Advantages of being an idiot

I’m no longer so caught up in how others are perceiving me that I can’t enjoy the moment as it’s happening. I can exist more freely, without having to hover above myself and monitor my every move.

I have a deathly fear of being perceived as stupid.

If you were to accompany me to one of my therapy sessions, the word that would come up most often is “stupid,” followed closely by “weird” and “annoying.” Most of my neurotic behaviors can be traced back to my unfounded, irrational belief that everyone I’ve ever met (and probably even people I haven’t) has collectively decided and agreed upon the fact that I am an idiot.

I’ve spent much of my life combating this by trying to prove my intelligence through schoolwork, placing all of my worth in test scores and report cards. I was hypercompetitive in high school, needing to top GPA rankings. I never voiced it to anyone, but the implication that anyone might be smarter than me was soul-crushing. My brain prefers to deal in absolutes, insisting that if I’m not the best, I must be the worst.

When I arrived at UC Berkeley, much of my energy became geared toward settling on a major. I was interested in film, but, still weighed down by self-imposed expectations, I tried to find anything else to study. It wasn’t even economic viability I was concerned about (I considered majoring in English and history) — it was a fear of appearing stupid, of seeming to settle for the easy academic route, that I simply wasn’t smart enough to handle a STEM major or even a more challenging humanities program. In my mind, nothing screamed stupid more than coming to one of the most respected academic institutions in the world just to watch movies.

In a few days, I will graduate with a degree in film studies. And I wouldn’t have it any other way.

Choosing to study film has been one of the most liberating experiences of my life. The fear of being stupid didn’t vanish when I turned in the major declaration form, but after a while, I had to move past it.

According to my own logic, my major permanently designated me as an idiot, so any attempts to escape that title would be fruitless. If I presume myself to be stupid from the start, I don’t have to expend all my energy trying to prove my intelligence, and instead, I can just exist. In time, taking on a film major removed the obstacle entirely.

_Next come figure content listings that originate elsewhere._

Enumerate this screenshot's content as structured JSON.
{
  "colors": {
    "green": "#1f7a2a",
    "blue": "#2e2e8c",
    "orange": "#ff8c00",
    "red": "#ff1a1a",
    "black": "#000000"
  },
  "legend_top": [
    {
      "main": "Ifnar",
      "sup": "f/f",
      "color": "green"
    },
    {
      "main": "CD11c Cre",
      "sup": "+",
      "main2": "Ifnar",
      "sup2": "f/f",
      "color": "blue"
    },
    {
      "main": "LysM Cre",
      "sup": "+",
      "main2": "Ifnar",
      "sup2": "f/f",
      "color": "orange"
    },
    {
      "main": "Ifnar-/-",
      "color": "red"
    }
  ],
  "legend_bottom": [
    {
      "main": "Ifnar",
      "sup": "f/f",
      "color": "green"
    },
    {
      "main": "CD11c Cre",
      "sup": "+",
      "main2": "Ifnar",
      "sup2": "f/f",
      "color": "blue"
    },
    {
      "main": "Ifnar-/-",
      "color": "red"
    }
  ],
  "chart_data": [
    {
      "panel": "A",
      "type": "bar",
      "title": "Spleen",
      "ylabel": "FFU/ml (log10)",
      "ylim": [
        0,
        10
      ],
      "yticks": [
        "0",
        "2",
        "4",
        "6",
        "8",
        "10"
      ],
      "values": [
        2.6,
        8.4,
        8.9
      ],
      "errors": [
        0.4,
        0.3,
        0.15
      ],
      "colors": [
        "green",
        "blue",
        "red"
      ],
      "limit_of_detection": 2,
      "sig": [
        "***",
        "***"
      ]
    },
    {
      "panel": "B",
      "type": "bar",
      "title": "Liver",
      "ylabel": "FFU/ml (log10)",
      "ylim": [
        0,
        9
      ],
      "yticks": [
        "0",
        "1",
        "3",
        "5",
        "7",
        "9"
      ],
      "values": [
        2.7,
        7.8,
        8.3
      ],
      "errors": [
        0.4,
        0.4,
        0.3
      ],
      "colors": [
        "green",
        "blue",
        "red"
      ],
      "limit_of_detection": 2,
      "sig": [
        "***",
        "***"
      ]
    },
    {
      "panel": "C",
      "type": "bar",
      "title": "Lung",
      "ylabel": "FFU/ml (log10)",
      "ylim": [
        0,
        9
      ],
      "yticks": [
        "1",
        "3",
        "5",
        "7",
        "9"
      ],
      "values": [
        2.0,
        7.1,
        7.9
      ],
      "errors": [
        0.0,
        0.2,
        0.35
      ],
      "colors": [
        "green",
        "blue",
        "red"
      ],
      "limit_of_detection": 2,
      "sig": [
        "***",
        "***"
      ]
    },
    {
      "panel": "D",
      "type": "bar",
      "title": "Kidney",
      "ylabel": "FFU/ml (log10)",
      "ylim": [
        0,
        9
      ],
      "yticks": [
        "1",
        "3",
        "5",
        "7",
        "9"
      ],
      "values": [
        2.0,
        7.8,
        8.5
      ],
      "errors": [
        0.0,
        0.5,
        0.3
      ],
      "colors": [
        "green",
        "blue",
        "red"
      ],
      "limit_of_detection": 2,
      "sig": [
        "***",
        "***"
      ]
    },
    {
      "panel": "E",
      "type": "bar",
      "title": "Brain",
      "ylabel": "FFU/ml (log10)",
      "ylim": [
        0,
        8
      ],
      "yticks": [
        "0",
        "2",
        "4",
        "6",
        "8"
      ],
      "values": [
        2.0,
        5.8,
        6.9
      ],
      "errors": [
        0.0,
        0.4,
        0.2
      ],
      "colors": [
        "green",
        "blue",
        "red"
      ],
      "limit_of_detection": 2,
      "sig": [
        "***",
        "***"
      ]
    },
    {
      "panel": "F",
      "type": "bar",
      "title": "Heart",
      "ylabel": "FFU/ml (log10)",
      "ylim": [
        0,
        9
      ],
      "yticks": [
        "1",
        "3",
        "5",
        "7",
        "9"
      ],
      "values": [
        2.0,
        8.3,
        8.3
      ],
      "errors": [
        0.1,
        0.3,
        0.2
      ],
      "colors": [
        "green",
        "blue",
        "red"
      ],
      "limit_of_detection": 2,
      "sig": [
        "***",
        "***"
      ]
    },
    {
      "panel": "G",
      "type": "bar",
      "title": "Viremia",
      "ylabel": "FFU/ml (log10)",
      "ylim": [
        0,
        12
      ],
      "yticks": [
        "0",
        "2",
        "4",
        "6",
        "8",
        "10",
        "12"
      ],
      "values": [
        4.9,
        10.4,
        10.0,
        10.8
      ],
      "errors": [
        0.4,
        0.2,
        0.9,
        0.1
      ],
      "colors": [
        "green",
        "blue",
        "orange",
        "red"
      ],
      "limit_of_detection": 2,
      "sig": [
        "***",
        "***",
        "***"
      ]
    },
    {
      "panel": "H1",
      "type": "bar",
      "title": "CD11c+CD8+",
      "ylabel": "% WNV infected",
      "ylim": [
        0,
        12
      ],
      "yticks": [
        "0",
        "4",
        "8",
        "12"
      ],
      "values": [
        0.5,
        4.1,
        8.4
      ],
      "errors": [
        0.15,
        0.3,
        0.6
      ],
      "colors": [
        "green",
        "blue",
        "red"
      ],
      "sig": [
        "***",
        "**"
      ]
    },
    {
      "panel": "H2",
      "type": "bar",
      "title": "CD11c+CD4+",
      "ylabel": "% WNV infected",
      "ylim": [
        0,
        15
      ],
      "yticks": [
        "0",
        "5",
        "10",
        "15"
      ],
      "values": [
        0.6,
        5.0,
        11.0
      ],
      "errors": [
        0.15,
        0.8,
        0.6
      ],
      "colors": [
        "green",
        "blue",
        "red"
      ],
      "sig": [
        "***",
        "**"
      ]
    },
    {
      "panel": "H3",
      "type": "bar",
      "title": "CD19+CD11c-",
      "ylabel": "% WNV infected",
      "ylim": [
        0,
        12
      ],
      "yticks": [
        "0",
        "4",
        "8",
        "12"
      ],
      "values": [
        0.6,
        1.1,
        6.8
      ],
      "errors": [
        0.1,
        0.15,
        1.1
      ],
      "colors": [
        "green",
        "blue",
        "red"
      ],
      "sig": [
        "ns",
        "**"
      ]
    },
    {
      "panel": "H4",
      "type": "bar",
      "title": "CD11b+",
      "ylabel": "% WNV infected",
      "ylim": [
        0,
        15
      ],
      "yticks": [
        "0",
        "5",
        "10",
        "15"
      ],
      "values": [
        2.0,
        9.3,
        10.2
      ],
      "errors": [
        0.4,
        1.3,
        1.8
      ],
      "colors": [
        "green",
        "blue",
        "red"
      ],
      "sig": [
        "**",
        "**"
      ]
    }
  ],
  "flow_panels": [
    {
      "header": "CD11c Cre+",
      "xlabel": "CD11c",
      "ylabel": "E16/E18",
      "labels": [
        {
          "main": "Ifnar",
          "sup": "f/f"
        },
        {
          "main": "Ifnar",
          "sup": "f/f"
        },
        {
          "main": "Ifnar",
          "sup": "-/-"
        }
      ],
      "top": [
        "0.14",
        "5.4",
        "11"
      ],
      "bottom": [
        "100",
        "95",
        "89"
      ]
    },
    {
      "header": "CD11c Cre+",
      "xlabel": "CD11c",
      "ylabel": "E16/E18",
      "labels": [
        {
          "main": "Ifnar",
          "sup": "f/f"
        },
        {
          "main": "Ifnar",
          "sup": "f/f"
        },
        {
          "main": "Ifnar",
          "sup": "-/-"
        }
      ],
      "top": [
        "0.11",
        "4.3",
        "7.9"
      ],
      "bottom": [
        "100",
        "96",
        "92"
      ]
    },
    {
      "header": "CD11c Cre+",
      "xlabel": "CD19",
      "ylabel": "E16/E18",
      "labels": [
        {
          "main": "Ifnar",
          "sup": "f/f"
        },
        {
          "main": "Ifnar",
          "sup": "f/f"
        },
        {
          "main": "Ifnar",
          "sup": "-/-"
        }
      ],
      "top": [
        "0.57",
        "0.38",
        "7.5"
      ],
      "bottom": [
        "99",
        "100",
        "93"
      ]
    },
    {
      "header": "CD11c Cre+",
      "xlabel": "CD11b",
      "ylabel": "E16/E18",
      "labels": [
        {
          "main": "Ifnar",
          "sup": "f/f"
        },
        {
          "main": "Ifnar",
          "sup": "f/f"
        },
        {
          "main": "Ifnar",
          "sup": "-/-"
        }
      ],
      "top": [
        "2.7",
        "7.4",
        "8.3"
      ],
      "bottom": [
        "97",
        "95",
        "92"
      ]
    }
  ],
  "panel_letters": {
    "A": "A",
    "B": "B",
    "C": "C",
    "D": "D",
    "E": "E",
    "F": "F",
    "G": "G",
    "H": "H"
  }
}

I’m sure some of my peers at UC Berkeley harbor negative and condescending opinions about the film program, whether privately or openly. But I don’t particularly care. I don’t need to prove to anyone that I’m smart. I’m probably not! I’m learning the things I actually want to be learning. My studies are exhilarating and fulfilling. I’ve tried other majors, but I just can’t force myself to care about supernovas or Faulkner the way I care about Buster Keaton and the monstrous feminine.

Being a film major has allowed me to enjoy my time on campus so much more (and not because I have less work). I can unashamedly scream the lyrics to “Toxic” along with the other editors and steal one of my boss’s pens every time she pisses me off. I’m no longer so caught up in how others are perceiving me that I can’t enjoy the moment as it’s happening. I can exist more freely, without having to hover above myself and monitor my every move.

Thank you to all the people who have allowed me to be stupid around them over the past four years, and who have been kind enough to be stupid with me.

To Jessíca and Charlie — I highly doubt either of you are reading this, but in the rare event that you are, you’re my favorite people I’ve lived with. I will miss hearing about Wendy Williams’ latest shenanigans and yelling about “Parasite.” Thank you, Charlie, for taking me to the emergency room, and thank you, Jessíca, for that joke about Drake from spring 2018, both moments that carry equal importance in my eyes.

To Kaitlan and Courtney — thank you for all the TikToks. I promise to continue sending them at inappropriate times.

To Sarah and Jessica — nothing improves my day more than when either of you walks into the media room. When I switched from news to multimedia, I was worried I would lose a sense of community, but working alongside both of you, I have come to feel at home at the Daily Cal. Also, R.I.P. Pearl.

To Sakura — thank you for the past four years. You’re one of the most accepting, empathetic people I’ve ever met, and I feel safe being an idiot around you. Thank you for all the meaningless arguments in prelim and for checking in with me every day by asking, “How’s it f—ing?”

To the Daily Cal’s spring 2020 editors — thank you for my best semester in college. I wish we had more time together, but the few months we did have were incomparable.

To UC Berkeley — thanks for everything. I leave you stupider than I was when I arrived.

Sydney Fix was the spring 2020 multimedia editor. She joined The Daily Californian in fall 2016 as a news reporter and was the lead schools and communities reporter in spring and fall 2017 and assistant news editor in spring 2018. She is graduating with a bachelor’s degree in film.